“Teacher, why are you showing me such a sad movie? I’m gonna cry all day.”
“Miss, I’d kill to have a father like that!”
Sometimes I strike gold while watching a film with my students. It happened last week when we saw the summer 2011 independent film A Better Life, directed by Chris Weitz.
It’s my academic and personal mission to bring challenging material into the classroom. In continuation school, the challenges already in situ can thwart even my best intentions. But if I can find a riveting story, one that the kids and I can lose ourselves in, one with cinematic integrity, then we are richindeed. A Better Life piqued our interest in a big way.
It’s the topical story of a laboring undocumented immigrant who is both mother and father to his 14-year-old son. As some students wrote, “The son is careless about what he does and disrespectful to his dad”; “He thinks he is ruthless, but he is a punk!”; and, “He’s stubborn, cocky, and isn’t thankful for what he has.” The son does skitter along the margins of gang culture, to the disapproval of my students. I heard them chuckle during exchanges where the speakers address each other as “fool,” or use “A’ight,” shorthand for “all right.” But many found the son’s disdain for his dad’s efforts insufferable and his consorting with gangsters unwise.
The film is anchored by a majestic, understated performance by Mexican film star Demian Bichir. His suffering and stoicism elevate him from humility to nobility, if that’s possible. The students’ observations ranged from, “He doesn’t hit his kid,” to “He’s very noble,” to “He is the definition of a real man—he is humble, honest, eager for a better life.” Bichir’s monologue in the final minutes of the film is wrenching.
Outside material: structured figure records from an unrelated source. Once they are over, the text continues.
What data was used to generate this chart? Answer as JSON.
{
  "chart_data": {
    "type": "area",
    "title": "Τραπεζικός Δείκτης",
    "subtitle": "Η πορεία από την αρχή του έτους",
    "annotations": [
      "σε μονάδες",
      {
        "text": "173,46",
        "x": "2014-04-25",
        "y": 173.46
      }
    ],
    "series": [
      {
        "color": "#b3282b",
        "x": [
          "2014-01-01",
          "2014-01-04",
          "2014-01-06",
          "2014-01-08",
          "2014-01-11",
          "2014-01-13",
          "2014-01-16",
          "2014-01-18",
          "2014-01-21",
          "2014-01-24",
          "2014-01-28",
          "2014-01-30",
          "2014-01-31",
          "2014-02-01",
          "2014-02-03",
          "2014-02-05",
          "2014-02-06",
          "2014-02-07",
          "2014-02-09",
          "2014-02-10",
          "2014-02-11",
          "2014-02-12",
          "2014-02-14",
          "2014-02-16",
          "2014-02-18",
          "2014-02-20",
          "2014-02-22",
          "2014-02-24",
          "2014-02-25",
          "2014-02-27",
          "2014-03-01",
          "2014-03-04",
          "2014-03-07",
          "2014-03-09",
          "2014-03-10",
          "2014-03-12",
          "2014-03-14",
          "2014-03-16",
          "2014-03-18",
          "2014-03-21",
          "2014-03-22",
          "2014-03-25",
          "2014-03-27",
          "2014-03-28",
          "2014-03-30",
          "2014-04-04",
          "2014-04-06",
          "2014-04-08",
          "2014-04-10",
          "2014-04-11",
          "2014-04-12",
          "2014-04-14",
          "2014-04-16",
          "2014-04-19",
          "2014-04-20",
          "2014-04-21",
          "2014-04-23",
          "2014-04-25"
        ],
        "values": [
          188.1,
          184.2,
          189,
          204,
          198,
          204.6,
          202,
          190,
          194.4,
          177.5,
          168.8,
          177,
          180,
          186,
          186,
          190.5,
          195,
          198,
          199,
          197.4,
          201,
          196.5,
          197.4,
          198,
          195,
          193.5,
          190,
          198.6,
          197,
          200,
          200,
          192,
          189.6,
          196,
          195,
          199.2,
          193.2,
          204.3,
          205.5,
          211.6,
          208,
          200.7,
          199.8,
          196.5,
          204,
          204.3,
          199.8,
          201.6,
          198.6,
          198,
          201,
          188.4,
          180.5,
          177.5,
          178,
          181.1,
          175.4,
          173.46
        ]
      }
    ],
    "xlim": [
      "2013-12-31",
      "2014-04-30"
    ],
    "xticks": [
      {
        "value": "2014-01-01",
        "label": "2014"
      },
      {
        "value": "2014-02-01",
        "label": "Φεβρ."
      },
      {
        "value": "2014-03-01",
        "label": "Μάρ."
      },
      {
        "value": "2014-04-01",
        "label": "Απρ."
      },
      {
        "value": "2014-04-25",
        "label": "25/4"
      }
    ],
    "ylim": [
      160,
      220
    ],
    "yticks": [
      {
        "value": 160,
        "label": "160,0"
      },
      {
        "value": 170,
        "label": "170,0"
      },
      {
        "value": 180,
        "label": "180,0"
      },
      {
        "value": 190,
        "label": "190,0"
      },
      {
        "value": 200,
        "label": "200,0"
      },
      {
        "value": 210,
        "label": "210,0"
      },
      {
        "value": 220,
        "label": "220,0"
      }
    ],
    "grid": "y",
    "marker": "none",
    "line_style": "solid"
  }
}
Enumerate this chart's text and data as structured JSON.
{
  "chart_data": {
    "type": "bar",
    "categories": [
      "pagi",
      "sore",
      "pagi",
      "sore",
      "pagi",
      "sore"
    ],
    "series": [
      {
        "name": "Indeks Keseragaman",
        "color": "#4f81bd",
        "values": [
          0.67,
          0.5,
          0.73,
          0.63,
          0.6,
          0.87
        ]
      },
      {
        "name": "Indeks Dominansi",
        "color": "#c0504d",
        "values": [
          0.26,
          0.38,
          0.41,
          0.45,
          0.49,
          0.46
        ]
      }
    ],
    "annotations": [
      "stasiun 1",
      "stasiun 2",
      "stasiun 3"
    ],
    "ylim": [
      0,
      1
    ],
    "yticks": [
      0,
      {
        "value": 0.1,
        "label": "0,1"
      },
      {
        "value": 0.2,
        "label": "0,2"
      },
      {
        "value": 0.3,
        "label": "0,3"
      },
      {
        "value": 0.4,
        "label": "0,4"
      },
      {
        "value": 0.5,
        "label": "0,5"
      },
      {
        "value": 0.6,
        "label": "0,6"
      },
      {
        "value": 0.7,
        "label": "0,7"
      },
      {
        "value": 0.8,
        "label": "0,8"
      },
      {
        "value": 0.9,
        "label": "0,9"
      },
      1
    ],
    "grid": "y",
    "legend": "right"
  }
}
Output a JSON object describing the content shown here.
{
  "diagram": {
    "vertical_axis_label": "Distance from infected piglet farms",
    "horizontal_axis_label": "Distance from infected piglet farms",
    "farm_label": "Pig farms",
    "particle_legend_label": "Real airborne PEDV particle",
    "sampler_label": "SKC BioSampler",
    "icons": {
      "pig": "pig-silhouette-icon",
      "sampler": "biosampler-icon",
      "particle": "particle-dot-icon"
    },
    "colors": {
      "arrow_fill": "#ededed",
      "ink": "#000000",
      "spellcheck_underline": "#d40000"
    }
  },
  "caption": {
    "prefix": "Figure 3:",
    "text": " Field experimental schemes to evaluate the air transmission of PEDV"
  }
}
One of the girls came to me afterward and said, “Miss, I’m glad the lights were off because I was crying so much.” I told her I was crying too, and we exchanged sad little smiles. But I am certain the father’s love for his son reached almost all of the students because they were deeply attentive, something I do not take for granted.
When we watch a film, I’m as active as I can be without becoming obnoxious. That is, I want the students to start to become mindful of color, detail, lighting, story links. The kids are already plot-line experts, more acute in that area than I am. In A Better Life, all of Los Angeles is a plot element. Students recognize settings, saying, “It’s very correct. Dead-on what East LA/Lincoln & Boyle Heights areas look like,” or, “I like how they don’t have to be in the middle of night for bad things to happen.” Or, “It seems very real because it could happen to any Mexican parent.” One girl nails it:”I think the film looks realistic in some ways for many of us.”
Patrick Goldstein wrote an article for the Los Angeles Times elaborating upon the film’s power. He makes an eloquent argument for a Best Actor nomination for Demian Bichir. I’m with him on that one. So are my students. Rent this film and see what you think.